If you are the one who visits Ason or Indrachok’s morning bazaar for buying vegetables, you are familiar with the fresh vegetables being sold on kharpan or khamu, a pair of baskets slung on a pole and carried across one’s shoulders, generally by farmers of Thimi, Bhaktapur.
However, nowadays, marketplaces are packed with imported vegetables and you will hardly see farmers from Thimi selling their vegetables on khamu.
Moreover, these locally grown vegetables are a rarity as the local young people are no longer interested in working in fields. Then, there is rapid urbanisation which has filled thousands of houses in the place that once used to be covered with green areas.
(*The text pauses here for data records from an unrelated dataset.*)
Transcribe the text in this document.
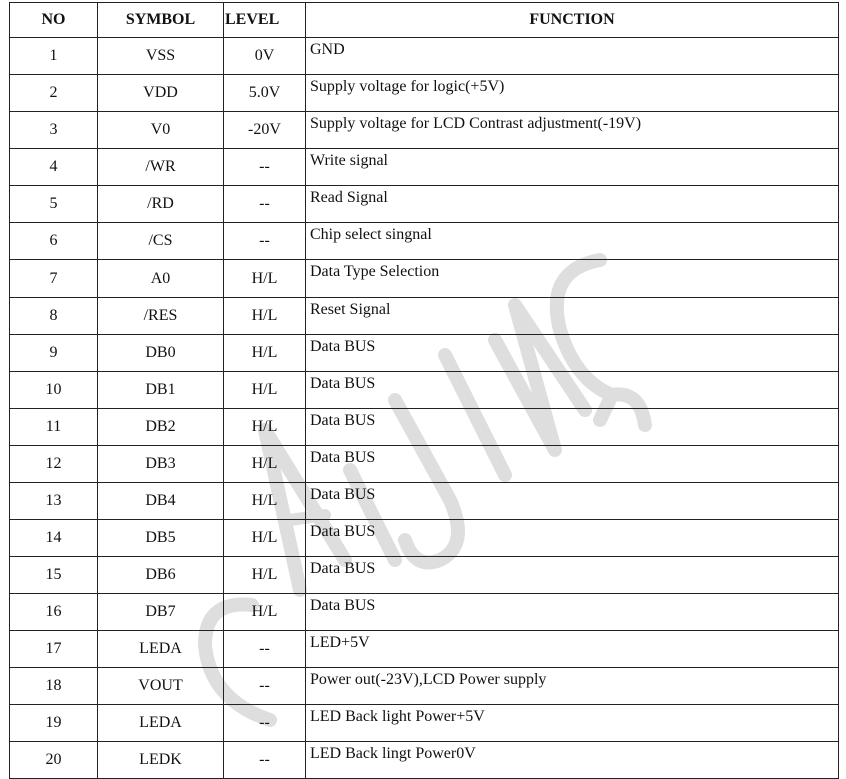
NO	SYMBOL	LEVEL	FUNCTION
1	VSS	0V	GND
2	VDD	5.0V	Supply voltage for logic(+5V)
3	V0	-20V	Supply voltage for LCD Contrast adjustment(-19V)
4	/WR	--	Write signal
5	/RD	--	Read Signal
6	/CS	--	Chip select singnal
7	A0	H/L	Data Type Selection
8	/RES	H/L	Reset Signal
9	DB0	H/L	Data BUS
10	DB1	H/L	Data BUS
11	DB2	H/L	Data BUS
12	DB3	H/L	Data BUS
13	DB4	H/L	Data BUS
14	DB5	H/L	Data BUS
15	DB6	H/L	Data BUS
16	DB7	H/L	Data BUS
17	LEDA	--	LED+5V
18	VOUT	--	Power out(-23V),LCD Power supply
19	LEDA	--	LED Back light Power+5V
20	LEDK	--	LED Back lingt Power0V
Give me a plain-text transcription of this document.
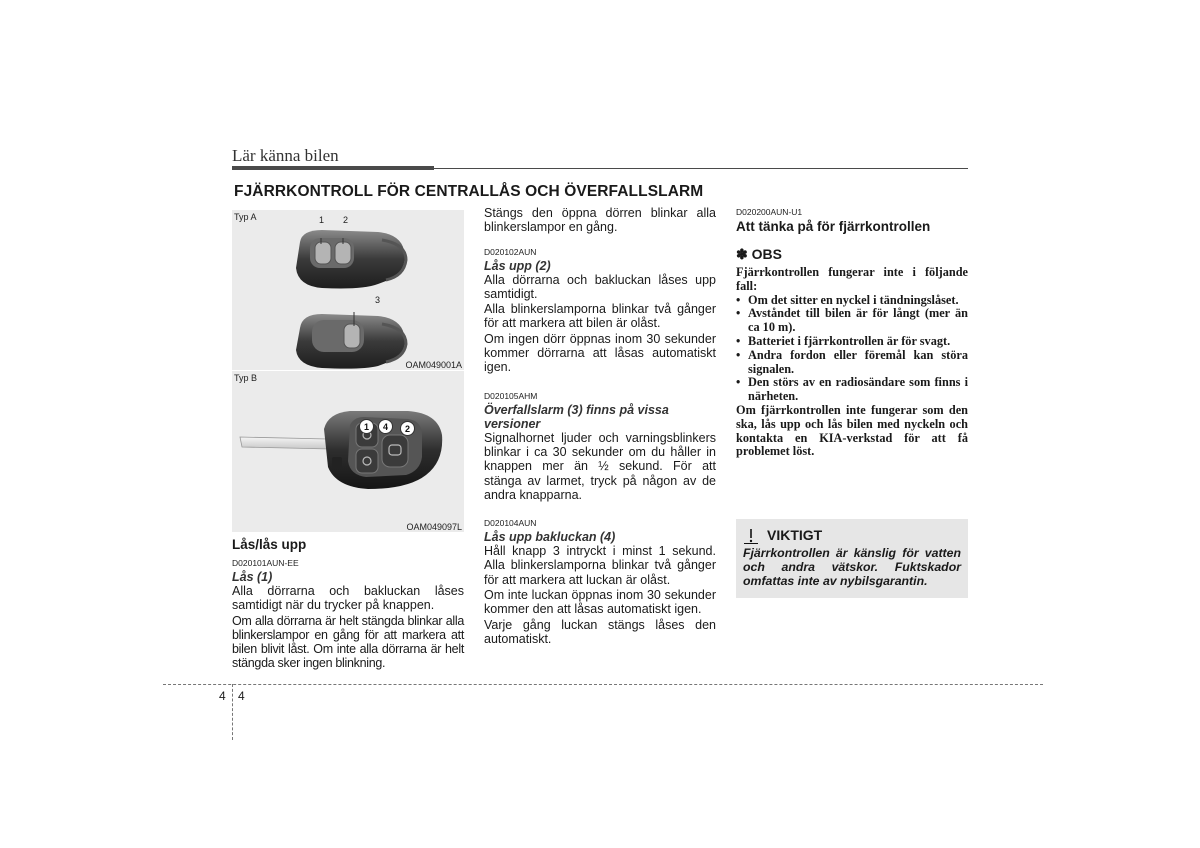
Lär känna bilen
FJÄRRKONTROLL FÖR CENTRALLÅS OCH ÖVERFALLSLARM
Typ A	1 2
3
OAM049001A
Typ B
1	4	2
OAM049097L
Lås/lås upp
D020101AUN-EE
Lås (1)

Alla dörrarna och bakluckan låses samtidigt när du trycker på knappen.

Om alla dörrarna är helt stängda blinkar alla blinkerslampor en gång för att markera att bilen blivit låst. Om inte alla dörrarna är helt stängda sker ingen blinkning.

Stängs den öppna dörren blinkar alla blinkerslampor en gång.
D020102AUN
Lås upp (2)

Alla dörrarna och bakluckan låses upp samtidigt.

Alla blinkerslamporna blinkar två gånger för att markera att bilen är olåst.

Om ingen dörr öppnas inom 30 sekunder kommer dörrarna att låsas automatiskt igen.

D020105AHM
Överfallslarm (3) finns på vissa versioner
Signalhornet ljuder och varningsblinkers blinkar i ca 30 sekunder om du håller in knappen mer än ½ sekund. För att stänga av larmet, tryck på någon av de andra knapparna.
D020104AUN
Lås upp bakluckan (4)

Håll knapp 3 intryckt i minst 1 sekund. Alla blinkerslamporna blinkar två gånger för att markera att luckan är olåst.

Om inte luckan öppnas inom 30 sekunder kommer den att låsas automatiskt igen.

Varje gång luckan stängs låses den automatiskt.

D020200AUN-U1
Att tänka på för fjärrkontrollen
✽ OBS
Fjärrkontrollen fungerar inte i följande fall:
• Om det sitter en nyckel i tändningslåset.
• Avståndet till bilen är för långt (mer än ca 10 m).
• Batteriet i fjärrkontrollen är för svagt.
• Andra fordon eller föremål kan störa signalen.
• Den störs av en radiosändare som finns i närheten.
Om fjärrkontrollen inte fungerar som den ska, lås upp och lås bilen med nyckeln och kontakta en KIA-verkstad för att få problemet löst.
VIKTIGT
Fjärrkontrollen är känslig för vatten och andra vätskor. Fuktskador omfattas inte av nybilsgarantin.
4 4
And, artist Niroj Bade, who belongs to a traditional farming community, has responded to this inevitable situation in his solo painting Khamu, which began on February 17 at Dalai-la Art Space, Dalai-la Boutique Hotel, Thamel.
Homage to the farmers
The farmers in artist Niroj Bade’s paintings are represented by the masks used in the Mahakali dance, a popular cultural dance from Nagadesh, Bhaktapur. According to him, it is his way of paying homage to the farmers.
Then, an aerial view of lands like in the blueprints of land, vegetables and modern items are reoccurring symbols in his paintings in Khamu.
“Similar to gods, farmers also provide for society by producing food. And, with that feeling, I have used the religious masks for the farmers carrying khamu in the paintings,” he says, “Khamus—now all but extinct— are also central here, conveying a sense of attachment to my history, culture, memory and need for balance.”
Nostalgia and confusion
In one of the paintings in the exhibition, a man wearing the mask of Mahakali is carrying his khamu and is surrounded by various clothing and accessories brands. Even, his khamu is loaded with shopping bags of these brands instead of vegetables.
Niroj Bade used a light tone of brown for the background and interestingly placed the logos of popular brands along with mannequins displaying men’s wear. He says, “My paintings are the reflection of my feelings and things that I have experienced. There is this feeling of nostalgia and confusion about modernity.”
He says that art is his way of expressing things and feeling that he could not convey verbally and hence his way of spreading awareness about the current situation.
Moreover, the aesthetically pleasant-looking paintings in the exhibition have raised a serious question that modern life is varied, convenient, and ever stylish—but at what cost?
The exhibition continues till March 4.